Summary:
Dynamo is a highly available key-value storage engine that Amazon's core services use to provide an "always-on" experience.
It is achieved by extensive use of object versioning and application-assisted conflict resolution
ACID properties:
Dynamo targets applications that operate with weaker consistency if this results in high availability. Dynamo does not provide any isolation guarantees and permits only single key updates.
First time knowing about service level agreement (SLA). It is a contract where client (internal user of Dynamo) and a service provider agree on serveral system-related characteristics. An example of aa simple SLA is a service guarateeing that it will provide a response within 300ms for 99.9% of its requests for a peak client load of 500 requests per second.
One of the main design considerations for Dynamo is to give services control over their system properties, such as durability and consistency, and to let services make their own tradeoffs between functionality, performance and cost-effectiveness.
Dynamo is designed to be an eventually consistent data store. That is all updates reach all replicas eventually.
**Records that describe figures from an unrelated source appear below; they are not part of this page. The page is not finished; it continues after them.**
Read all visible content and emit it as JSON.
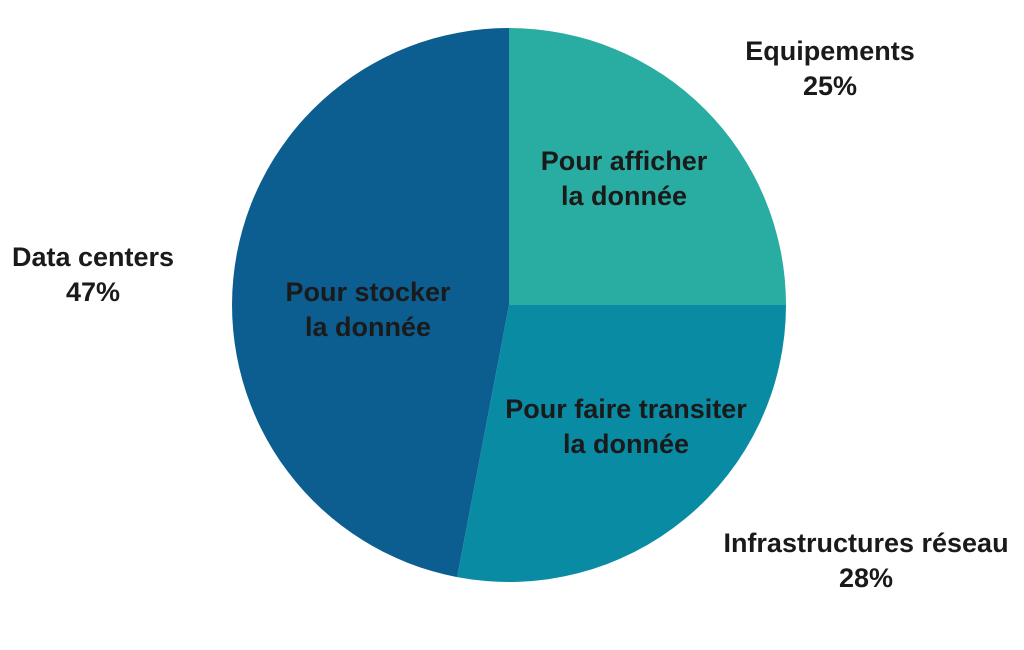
{
  "chart_data": {
    "type": "pie",
    "title": "",
    "unit": "%",
    "direction": "clockwise",
    "start_angle_deg": 0,
    "background": "#FFFFFF",
    "label_color": "#1A1A1A",
    "legend": "none",
    "slices": [
      {
        "name": "Equipements",
        "value": 25,
        "value_label": "25%",
        "color": "#29ADA2",
        "outer_label_lines": [
          "Equipements",
          "25%"
        ],
        "inner_label_lines": [
          "Pour afficher",
          "la donnée"
        ]
      },
      {
        "name": "Infrastructures réseau",
        "value": 28,
        "value_label": "28%",
        "color": "#0A8BA4",
        "outer_label_lines": [
          "Infrastructures réseau",
          "28%"
        ],
        "inner_label_lines": [
          "Pour faire transiter",
          "la donnée"
        ]
      },
      {
        "name": "Data centers",
        "value": 47,
        "value_label": "47%",
        "color": "#0C5E90",
        "outer_label_lines": [
          "Data centers",
          "47%"
        ],
        "inner_label_lines": [
          "Pour stocker",
          "la donnée"
        ]
      }
    ]
  }
}
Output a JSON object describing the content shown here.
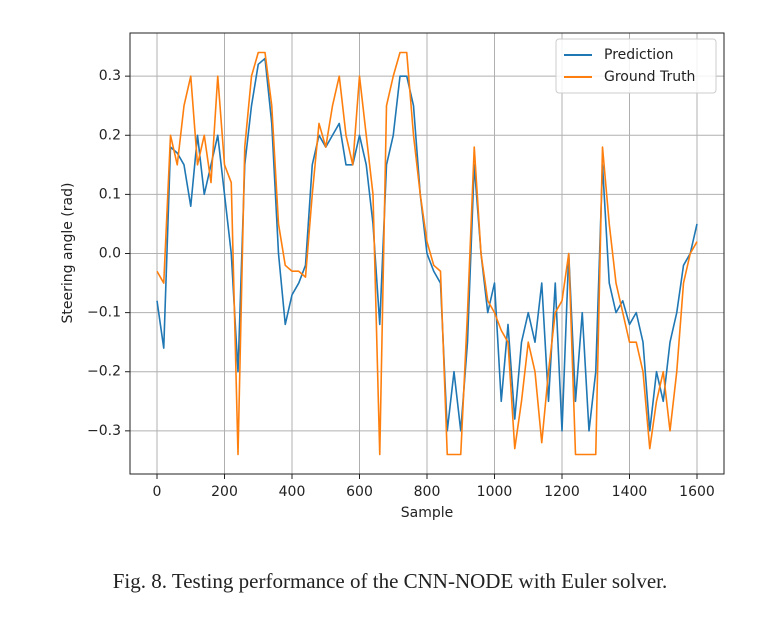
{
  "chart_data": {
    "type": "line",
    "xlabel": "Sample",
    "ylabel": "Steering angle (rad)",
    "caption": "Fig. 8.  Testing performance of the CNN-NODE with Euler solver.",
    "x": [
      0,
      20,
      40,
      60,
      80,
      100,
      120,
      140,
      160,
      180,
      200,
      220,
      240,
      260,
      280,
      300,
      320,
      340,
      360,
      380,
      400,
      420,
      440,
      460,
      480,
      500,
      520,
      540,
      560,
      580,
      600,
      620,
      640,
      660,
      680,
      700,
      720,
      740,
      760,
      780,
      800,
      820,
      840,
      860,
      880,
      900,
      920,
      940,
      960,
      980,
      1000,
      1020,
      1040,
      1060,
      1080,
      1100,
      1120,
      1140,
      1160,
      1180,
      1200,
      1220,
      1240,
      1260,
      1280,
      1300,
      1320,
      1340,
      1360,
      1380,
      1400,
      1420,
      1440,
      1460,
      1480,
      1500,
      1520,
      1540,
      1560,
      1580,
      1600
    ],
    "series": [
      {
        "name": "Prediction",
        "color": "#1f77b4",
        "values": [
          -0.08,
          -0.16,
          0.18,
          0.17,
          0.15,
          0.08,
          0.2,
          0.1,
          0.15,
          0.2,
          0.1,
          0.0,
          -0.2,
          0.15,
          0.25,
          0.32,
          0.33,
          0.22,
          0.0,
          -0.12,
          -0.07,
          -0.05,
          -0.02,
          0.15,
          0.2,
          0.18,
          0.2,
          0.22,
          0.15,
          0.15,
          0.2,
          0.15,
          0.05,
          -0.12,
          0.15,
          0.2,
          0.3,
          0.3,
          0.25,
          0.1,
          0.0,
          -0.03,
          -0.05,
          -0.3,
          -0.2,
          -0.3,
          -0.15,
          0.15,
          0.0,
          -0.1,
          -0.05,
          -0.25,
          -0.12,
          -0.28,
          -0.15,
          -0.1,
          -0.15,
          -0.05,
          -0.25,
          -0.05,
          -0.3,
          0.0,
          -0.25,
          -0.1,
          -0.3,
          -0.2,
          0.15,
          -0.05,
          -0.1,
          -0.08,
          -0.12,
          -0.1,
          -0.15,
          -0.3,
          -0.2,
          -0.25,
          -0.15,
          -0.1,
          -0.02,
          0.0,
          0.05
        ]
      },
      {
        "name": "Ground Truth",
        "color": "#ff7f0e",
        "values": [
          -0.03,
          -0.05,
          0.2,
          0.15,
          0.25,
          0.3,
          0.15,
          0.2,
          0.12,
          0.3,
          0.15,
          0.12,
          -0.34,
          0.18,
          0.3,
          0.34,
          0.34,
          0.25,
          0.05,
          -0.02,
          -0.03,
          -0.03,
          -0.04,
          0.1,
          0.22,
          0.18,
          0.25,
          0.3,
          0.2,
          0.15,
          0.3,
          0.2,
          0.1,
          -0.34,
          0.25,
          0.3,
          0.34,
          0.34,
          0.2,
          0.1,
          0.02,
          -0.02,
          -0.03,
          -0.34,
          -0.34,
          -0.34,
          -0.1,
          0.18,
          0.0,
          -0.08,
          -0.1,
          -0.13,
          -0.15,
          -0.33,
          -0.25,
          -0.15,
          -0.2,
          -0.32,
          -0.2,
          -0.1,
          -0.08,
          0.0,
          -0.34,
          -0.34,
          -0.34,
          -0.34,
          0.18,
          0.05,
          -0.05,
          -0.1,
          -0.15,
          -0.15,
          -0.2,
          -0.33,
          -0.25,
          -0.2,
          -0.3,
          -0.2,
          -0.05,
          0.0,
          0.02
        ]
      }
    ],
    "xlim": [
      -80,
      1680
    ],
    "ylim": [
      -0.373,
      0.373
    ],
    "xticks": [
      0,
      200,
      400,
      600,
      800,
      1000,
      1200,
      1400,
      1600
    ],
    "yticks": [
      {
        "value": -0.3,
        "label": "−0.3"
      },
      {
        "value": -0.2,
        "label": "−0.2"
      },
      {
        "value": -0.1,
        "label": "−0.1"
      },
      {
        "value": 0,
        "label": "0.0"
      },
      0.1,
      0.2,
      0.3
    ],
    "grid": true,
    "legend": "upper right"
  }
}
An important design consideration is to decide when to perform the process of resolving update conflicts. Dynamo targets the design space of an "always writeable" data store (i.e., a data store that is highly available for writes)
Since Amazon needs to make sure when user checkout, the writes is always availble (not rejected on customer side). This design consideration makes lots of sense.
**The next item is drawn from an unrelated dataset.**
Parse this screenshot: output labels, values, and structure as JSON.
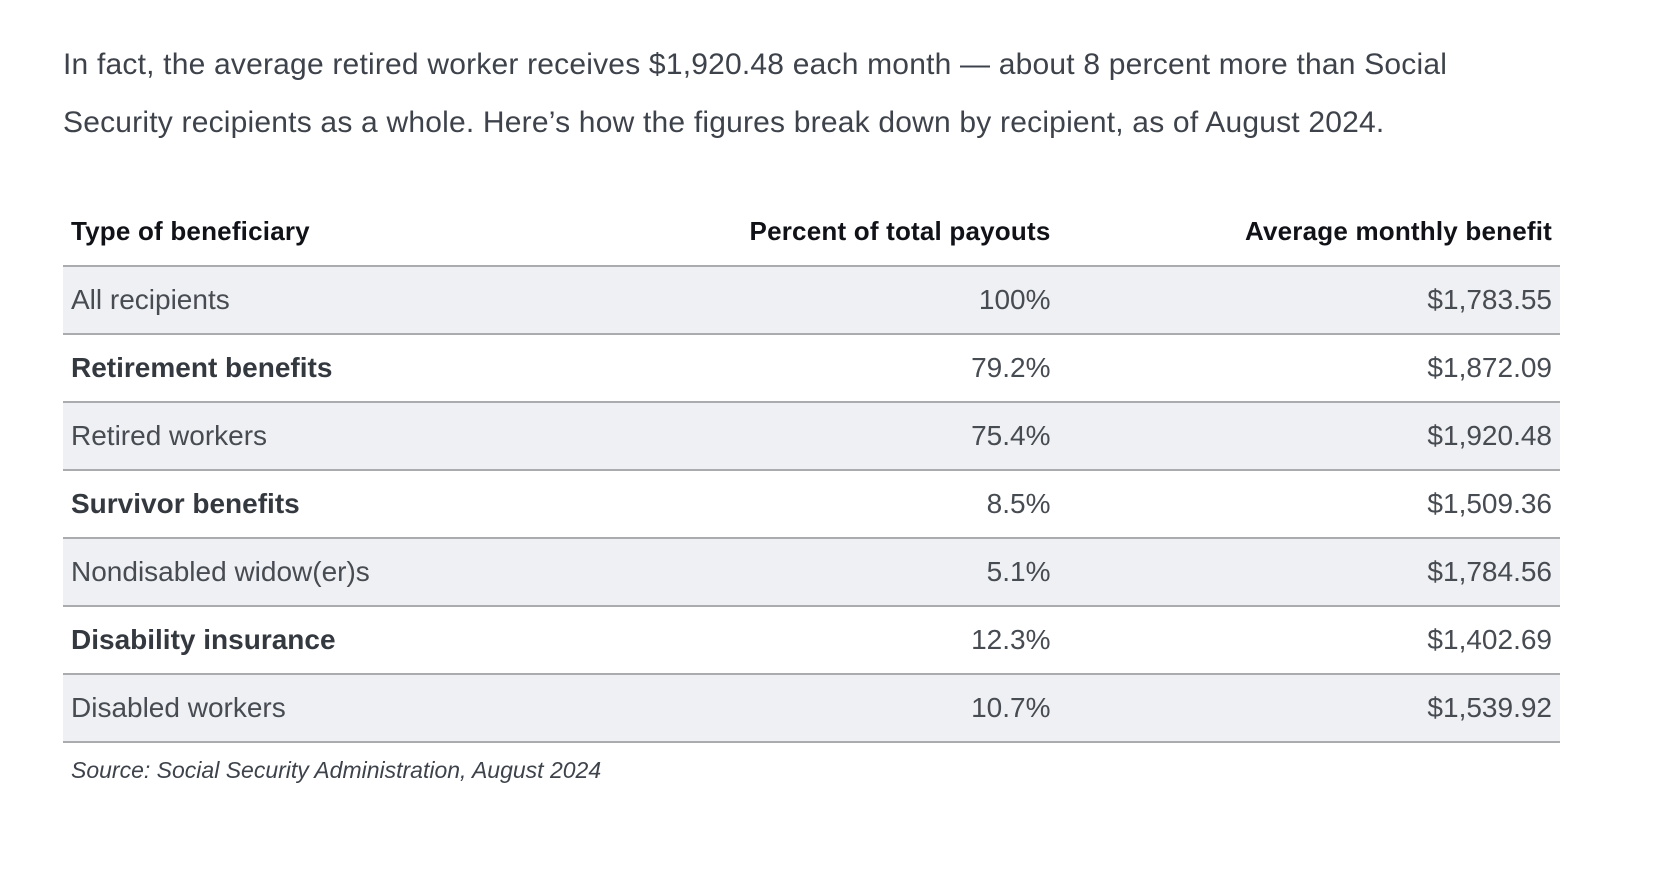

Who performs the process of conflict?
This can be done by the data store or the application. On data store side, the choice are limited. On application side, they can decide on the conflict resolution method that is best suited for its client's experience. For instance, the application that maintains customer shopping carts can choose to "merge" the conflicting versions and return a single unified shopping cart.
Compare to P2P storage systems, Dynamo does not focus on the problem of data integrity and security because it is built for a trusted environment. And it is only storing key-value pairs compare to Big-Table where multi-dimensional sorted map is stored.
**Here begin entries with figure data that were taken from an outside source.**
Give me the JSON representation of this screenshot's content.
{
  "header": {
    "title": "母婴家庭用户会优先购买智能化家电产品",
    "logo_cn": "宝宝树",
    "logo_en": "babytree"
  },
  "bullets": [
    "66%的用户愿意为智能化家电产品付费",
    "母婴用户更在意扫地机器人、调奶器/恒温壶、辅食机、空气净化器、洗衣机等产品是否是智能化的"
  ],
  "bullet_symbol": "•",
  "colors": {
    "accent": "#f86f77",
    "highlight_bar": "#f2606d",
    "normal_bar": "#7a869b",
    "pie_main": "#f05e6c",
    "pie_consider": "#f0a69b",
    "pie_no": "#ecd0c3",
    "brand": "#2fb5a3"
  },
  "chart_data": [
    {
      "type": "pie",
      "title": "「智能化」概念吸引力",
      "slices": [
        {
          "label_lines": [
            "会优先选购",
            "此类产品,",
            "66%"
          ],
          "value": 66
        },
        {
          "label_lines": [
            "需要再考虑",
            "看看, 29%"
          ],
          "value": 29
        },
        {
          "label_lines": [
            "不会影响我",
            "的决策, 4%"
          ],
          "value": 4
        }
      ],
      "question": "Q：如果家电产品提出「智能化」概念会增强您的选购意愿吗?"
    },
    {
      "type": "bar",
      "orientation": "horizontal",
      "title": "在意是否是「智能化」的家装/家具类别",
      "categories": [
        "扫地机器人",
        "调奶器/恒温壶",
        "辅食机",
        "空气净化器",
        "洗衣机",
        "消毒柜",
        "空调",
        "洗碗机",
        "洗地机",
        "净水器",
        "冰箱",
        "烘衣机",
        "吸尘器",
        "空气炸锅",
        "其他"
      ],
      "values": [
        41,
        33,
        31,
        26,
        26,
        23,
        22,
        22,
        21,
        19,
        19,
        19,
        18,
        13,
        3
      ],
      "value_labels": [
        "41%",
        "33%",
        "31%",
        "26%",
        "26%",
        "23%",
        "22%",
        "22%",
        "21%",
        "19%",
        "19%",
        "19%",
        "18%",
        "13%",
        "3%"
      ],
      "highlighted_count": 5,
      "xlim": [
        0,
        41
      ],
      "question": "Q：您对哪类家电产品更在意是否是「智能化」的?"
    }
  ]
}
So this allows Dynamo focus on high availability where updates are not rejected even in the wake of network partitions or server failures.
Dynamo using consistent hashing to allow scale incrementally. In consistent hashing, the output of a hash function is treated as a fixed circular space or "ring" (i.e. the largest hash value wraps around to the smallest hash value). Each node in the system is assigned a random value within this apce which represents its "position" on the ring. Thus, each node becomes responsible for the region in the ring between it and its predecessor node on the ring. The principle advantage of consistent hashing is that departure or arrival of a node only affects its immediate neighbors and other nodes remain unaffected (follow incremental scalbility design)
But it's not perfect, due to random position, it could cause non-uniform data and load distribution. To address these issues, Dynamo uses a variant of consistent hashing:
instead of mapping a node to a single point in the circle, each node gets assigned to multiple points in the ring. To this end, Dynamo uses the concept of “virtual nodes”. A virtual node looks like a single node in the system, but each node can be responsible for more than one virtual node. Effectively, when a new node is added to the system, it is assigned multiple positions (henceforth, “tokens”) in the ring.
Version control
Dynamo uses vector clocks [12] in order to capture causality between different versions of the same object. A vector clock is effectively a list of (node, counter) pairs.
Vector clock provides eventual consistensy so update rates could very (if it is high Dynamo is still able to write)
Dynamo uses a consistency protocol similar to those used in quorum systems.
This protocol has two key configurable values: R and W. R is the minimum number of nodes that must participate in a successful read operation. W is the minimum number of nodes that must participate in a successful write operation.
Setting R and W such that R + W > N yields a quorum-like system.
N is highest-ranked reachable nodes.
Implementation
Dynamo uses Berkeley Databse (BDB) Transactional Data Store, BDB Java Edition, MySQL. The main reason for designing a pluggable persistence component is to choose the storage engine best suited for an application's access patterns. For exmaple, BDB can handle objects in order of tens of kilobytes where MySQL can handle larger sizes.
The majority of Dynamo's production instances use BDB Transactional Data Store.
沒想到BDB也有開源版本……看來大部分軟件都是有源頭的...
All communications are implemented using Java NIO channels.
Fine tuning
The main advantage of Dynamo is that its client applications can tune the values of N, R and W to achieve their desired levels of performance, availability and durability. For instance, the value of N determines the durability of each object. A typical value of N used by Dynamo’s users is 3.